We compared the human C2H2-ZNF genes with the mouse C2H2-ZNF genes with protein sequences and derived the putative orthologs and paralogs (Figure 2C). The homolog pairs can be aligned by bl2seq in the NCBI BLAST package. If the gene is in a syntenic region of human and mouse, the user can access it by clicking a cross link (Figure 2D). In the synteny page, the physical coordinates of the region in both species are displayed. These regions can be accessed by Ensembl ContigView (22). The C2H2-ZNF genes in this region are also listed.
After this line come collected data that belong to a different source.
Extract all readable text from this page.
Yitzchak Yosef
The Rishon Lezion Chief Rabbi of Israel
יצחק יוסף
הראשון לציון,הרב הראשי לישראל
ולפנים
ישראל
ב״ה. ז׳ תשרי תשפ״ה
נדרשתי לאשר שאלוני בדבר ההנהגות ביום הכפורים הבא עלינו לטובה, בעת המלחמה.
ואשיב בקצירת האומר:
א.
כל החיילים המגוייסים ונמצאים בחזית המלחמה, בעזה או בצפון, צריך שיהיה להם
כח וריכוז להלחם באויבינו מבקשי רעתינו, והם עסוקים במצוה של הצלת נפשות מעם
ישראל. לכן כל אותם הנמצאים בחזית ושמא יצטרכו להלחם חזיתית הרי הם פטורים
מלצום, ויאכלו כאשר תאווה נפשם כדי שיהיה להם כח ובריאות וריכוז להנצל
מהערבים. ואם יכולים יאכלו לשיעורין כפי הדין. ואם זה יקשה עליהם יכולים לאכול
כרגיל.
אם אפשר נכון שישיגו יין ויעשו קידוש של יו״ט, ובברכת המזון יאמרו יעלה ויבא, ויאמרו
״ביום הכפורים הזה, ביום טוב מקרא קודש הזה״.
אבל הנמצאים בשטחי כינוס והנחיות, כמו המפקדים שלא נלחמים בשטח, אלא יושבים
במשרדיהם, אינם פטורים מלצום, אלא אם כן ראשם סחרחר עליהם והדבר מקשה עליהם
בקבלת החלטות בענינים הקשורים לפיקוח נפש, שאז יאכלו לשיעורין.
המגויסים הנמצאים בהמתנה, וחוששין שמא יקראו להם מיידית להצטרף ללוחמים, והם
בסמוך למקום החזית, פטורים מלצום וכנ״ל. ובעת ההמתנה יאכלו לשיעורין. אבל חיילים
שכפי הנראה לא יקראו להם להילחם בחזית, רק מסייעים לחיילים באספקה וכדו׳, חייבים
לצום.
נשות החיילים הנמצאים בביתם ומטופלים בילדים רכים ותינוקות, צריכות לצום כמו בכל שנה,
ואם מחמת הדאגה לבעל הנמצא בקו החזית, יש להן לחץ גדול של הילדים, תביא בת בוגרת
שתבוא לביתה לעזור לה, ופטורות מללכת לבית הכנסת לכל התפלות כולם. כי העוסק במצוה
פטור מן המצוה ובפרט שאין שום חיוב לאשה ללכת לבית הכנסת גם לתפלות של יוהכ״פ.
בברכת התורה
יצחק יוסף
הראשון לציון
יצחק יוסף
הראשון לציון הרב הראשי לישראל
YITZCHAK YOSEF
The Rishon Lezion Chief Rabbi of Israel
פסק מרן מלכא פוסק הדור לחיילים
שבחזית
The bottom region in the gene entry page is the literature list of this gene and includes some cross-references to other databases (Figure 2E). Figure 2E displays only part of the whole page (to access the whole page, the user can browse the database at http://epgd.biosino.org/SysZNF).

Some utilities

A genomic sequence retrieval system was developed in Java and embedded in SysZNF (Figure 3A). The genomic sequences can be retrieved by physical location, gene symbol and Affymetrix probeset name one by one or in batch style. When using gene symbols or Affymetrix probeset name, only the gene symbols deposited in the SysZNF are supported.
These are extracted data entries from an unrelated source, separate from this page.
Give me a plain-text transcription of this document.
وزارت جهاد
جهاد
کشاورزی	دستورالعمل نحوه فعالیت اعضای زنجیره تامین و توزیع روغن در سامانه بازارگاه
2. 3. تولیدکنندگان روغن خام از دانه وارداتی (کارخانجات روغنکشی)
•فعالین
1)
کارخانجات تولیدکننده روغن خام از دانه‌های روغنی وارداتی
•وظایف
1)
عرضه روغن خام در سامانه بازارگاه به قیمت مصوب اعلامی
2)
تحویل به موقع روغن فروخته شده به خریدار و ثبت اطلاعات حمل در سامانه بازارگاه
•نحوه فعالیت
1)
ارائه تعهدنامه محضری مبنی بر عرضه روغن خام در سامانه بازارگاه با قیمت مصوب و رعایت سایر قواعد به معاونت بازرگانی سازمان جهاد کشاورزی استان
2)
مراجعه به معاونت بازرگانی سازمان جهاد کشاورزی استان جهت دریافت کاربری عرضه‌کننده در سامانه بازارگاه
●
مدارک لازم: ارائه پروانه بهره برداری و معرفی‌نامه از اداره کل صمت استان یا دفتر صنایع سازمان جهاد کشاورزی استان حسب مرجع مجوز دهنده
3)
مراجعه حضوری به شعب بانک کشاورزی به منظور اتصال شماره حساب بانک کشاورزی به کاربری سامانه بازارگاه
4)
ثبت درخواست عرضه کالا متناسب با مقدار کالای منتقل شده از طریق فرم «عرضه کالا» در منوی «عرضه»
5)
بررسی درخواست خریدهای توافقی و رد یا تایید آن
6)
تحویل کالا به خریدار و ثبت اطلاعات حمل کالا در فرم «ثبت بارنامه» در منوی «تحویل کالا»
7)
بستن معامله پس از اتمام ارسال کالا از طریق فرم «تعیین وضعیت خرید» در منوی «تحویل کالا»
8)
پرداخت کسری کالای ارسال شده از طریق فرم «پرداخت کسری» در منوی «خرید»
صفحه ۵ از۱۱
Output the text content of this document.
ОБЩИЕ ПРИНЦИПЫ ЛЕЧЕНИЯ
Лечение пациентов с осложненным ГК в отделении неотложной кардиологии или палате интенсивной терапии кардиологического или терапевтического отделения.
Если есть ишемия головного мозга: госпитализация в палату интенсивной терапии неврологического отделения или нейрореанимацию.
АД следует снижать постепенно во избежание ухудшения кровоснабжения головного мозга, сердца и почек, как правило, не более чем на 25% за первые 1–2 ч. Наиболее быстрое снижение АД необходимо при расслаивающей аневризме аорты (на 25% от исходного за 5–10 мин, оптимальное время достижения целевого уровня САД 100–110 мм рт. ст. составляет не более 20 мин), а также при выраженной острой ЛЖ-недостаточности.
When the user wants to combine different C2H2-ZNF motifs in a protein to a ZNF array, a compact tool named FunnyFingerSelector can be used (Figure 3B). From each gene entry or designed C2H2-ZNF array, three to four individual motifs can be arbitrarily selected to construct a novel arrangement of motifs. Then, this C2H2 array can be used to predict putative DNA binding sites (32). The tool is helpful for comparing theoretical binding site predictions with experimentally obtained specificities on the way (i) to engineered transcription factors with desired functions and (ii) to the description of transcriptional networks mastered by C2H2-ZNF genes.
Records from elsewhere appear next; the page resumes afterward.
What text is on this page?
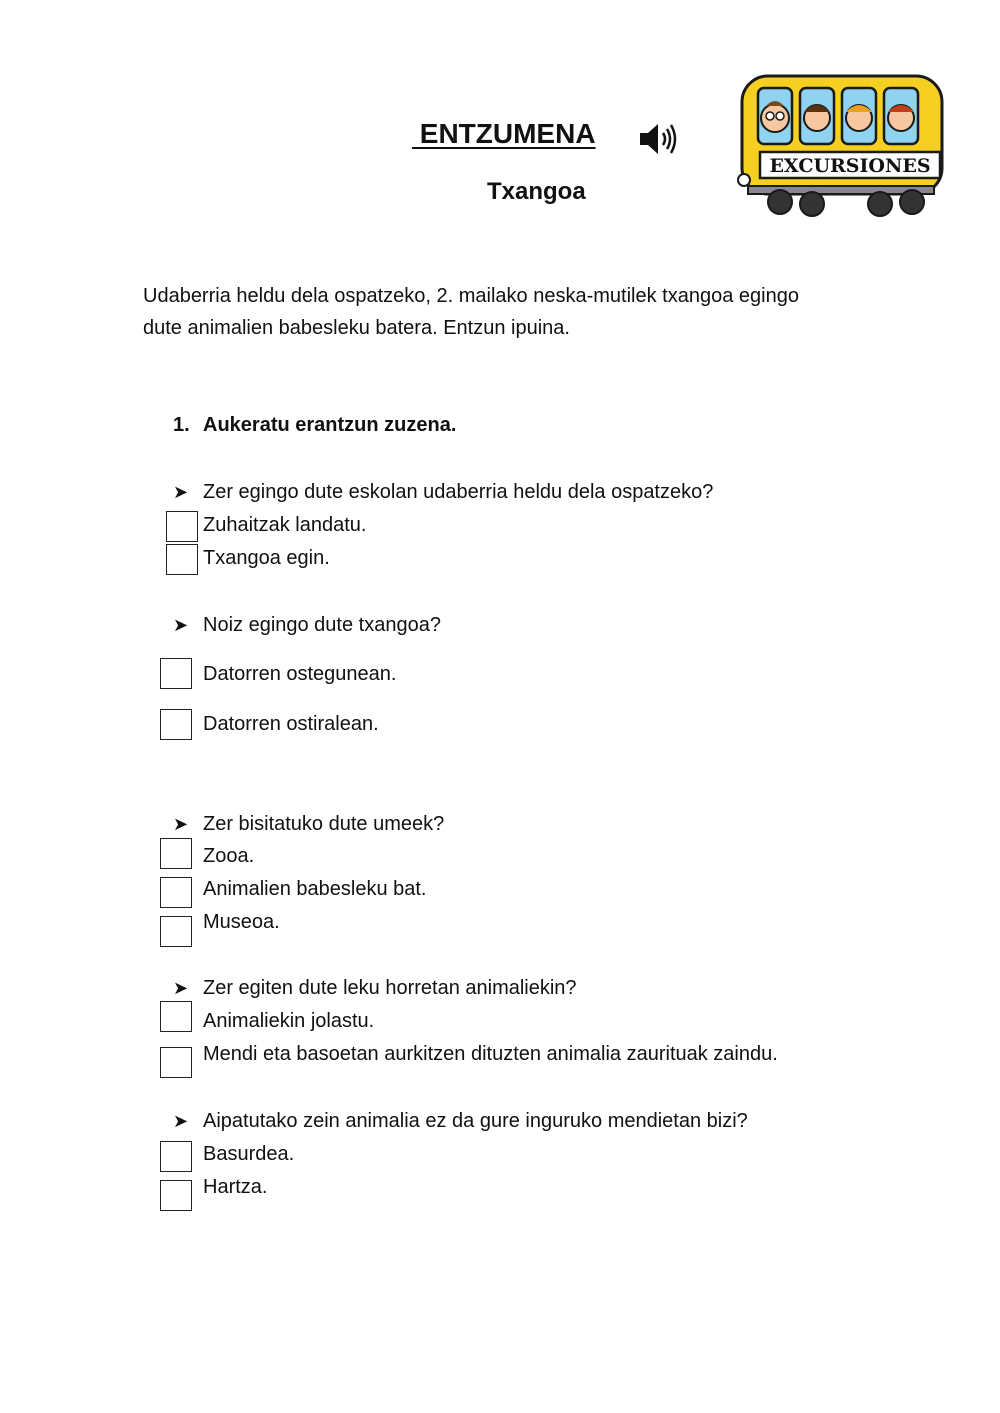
ENTZUMENA
Txangoa
EXCURSIONES
Udaberria heldu dela ospatzeko, 2. mailako neska-mutilek txangoa egingo
dute animalien babesleku batera. Entzun ipuina.
1. Aukeratu erantzun zuzena.
➤ Zer egingo dute eskolan udaberria heldu dela ospatzeko?
Zuhaitzak landatu.
Txangoa egin.
➤ Noiz egingo dute txangoa?
Datorren ostegunean.
Datorren ostiralean.
➤ Zer bisitatuko dute umeek?
Zooa.
Animalien babesleku bat.
Museoa.
➤ Zer egiten dute leku horretan animaliekin?
Animaliekin jolastu.
Mendi eta basoetan aurkitzen dituzten animalia zaurituak zaindu.
➤ Aipatutako zein animalia ez da gure inguruko mendietan bizi?
Basurdea.
Hartza.
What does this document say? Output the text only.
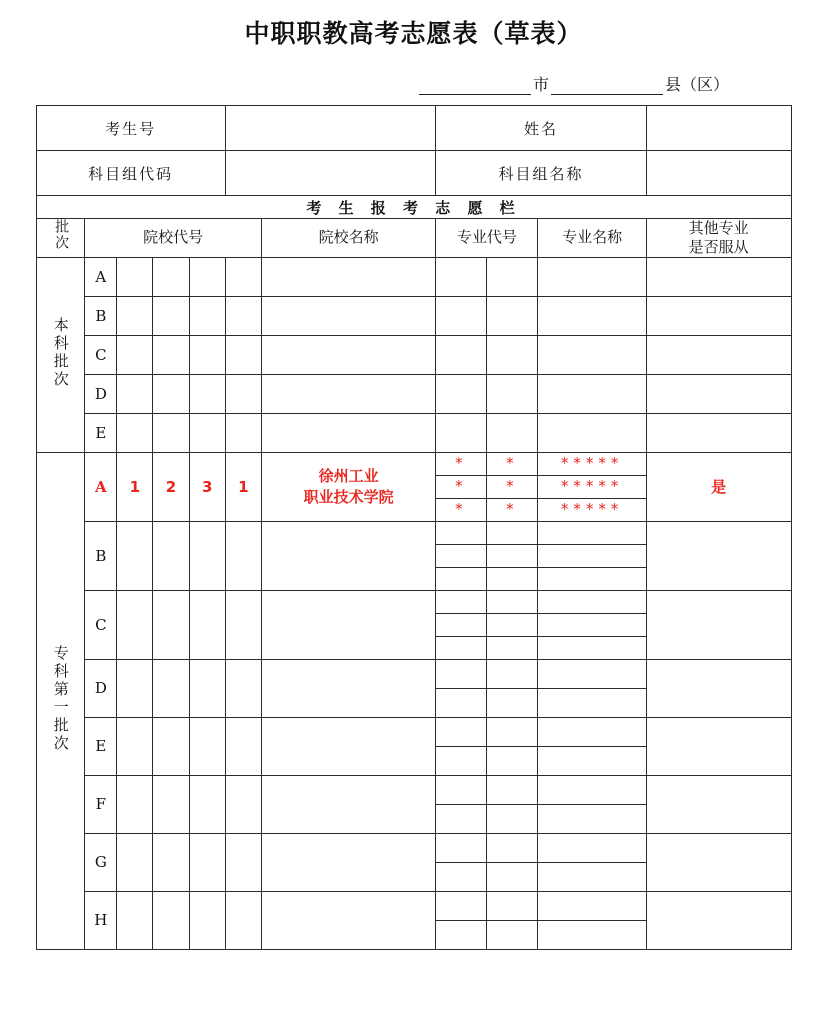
中职职教高考志愿表（草表）
市	县（区）
考生号							姓名			
科目组代码							科目组名称			
考 生 报 考 志 愿 栏										
批次	院校代号					院校名称	专业代号		专业名称	其他专业
是否服从

本科批次	A									
	B									
	C									
	D									
	E									
专科第一批次	A	1	2	3	1	徐州工业
职业技术学院	*	*	*****	是
							*	*	*****	
							*	*	*****	
	B									

	C									

	D									

	E									

	F									

	G									

	H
SysZNF also supports a tool to cluster the hosted C2H2-ZNF genes (Figure 3C; http://epgd.biosino.org/Utilities2007/funnyCluster/). The user can set any interval distance between two adjacent C2H2-ZNF genes in the chromosome. In the result page, this tool will give a list of all genes and corresponding cluster ID and a summary of each cluster.

Data Availability

All the data in SysZNF are freely available without password protection. The result pages for the query system provide the utilities to batch download the sequences. The nucleic acid and peptide sequences, probe set locations, gene model information and cluster information in the database can be downloaded in flat file on the ‘DOWNLOAD’ page. The source code for SysZNF is available from the corresponding authors under the GNU General Public License 2.0. Users are solicited to reference the usage of this database.

FUTURE DIRECTIONS

SysZNF was originally developed to systematically catalog the C2H2-ZNF genes of human and mouse to make them accessible for further studies. Once mammalian genomes are completed, C2H2-ZNF sets of these species will have to be integrated as well. In particular, a full understanding of ZNF biology does require to link molecular data to topological data of genes’ products, e.g. like the cell and tissue-specific expression patterns presented by the Allen Brain Atlas (30) or the Human Protein Atlas (31). In the future, we plan to add more species for comparative analysis of C2H2-ZNF gene families and to update SysZNF annually. Important expansions in the future will be to add more utilities for the analysis of C2H2-ZNF genes, in particular, to support systems biological approaches in modeling C2H2-ZNF gene functions in mammalian evolution.

FUNDING

BMBF of Germany (CHN07/38); National High-Tech R&D Program (863) (2006AA02Z334, 2006AA020406); National Basic Research Program of China (2006CB910700, 2004CB720103, 2004CB518606, 2003CB715901); National Natural Science Foundation of China (30621091); Ministry of Science and Technology (2006CB943900, 2007CB947904, 2007CB947100, 2007CB948000); Key Research Program (CAS) (KSCX2-YW-R-112); Chinese Academy of Sciences (International Technology Collaboration Project, 2007DFA31040). Funding for open access charges: BMBF of Germany (CHN07/38).

Conflict of interest statement. None declared.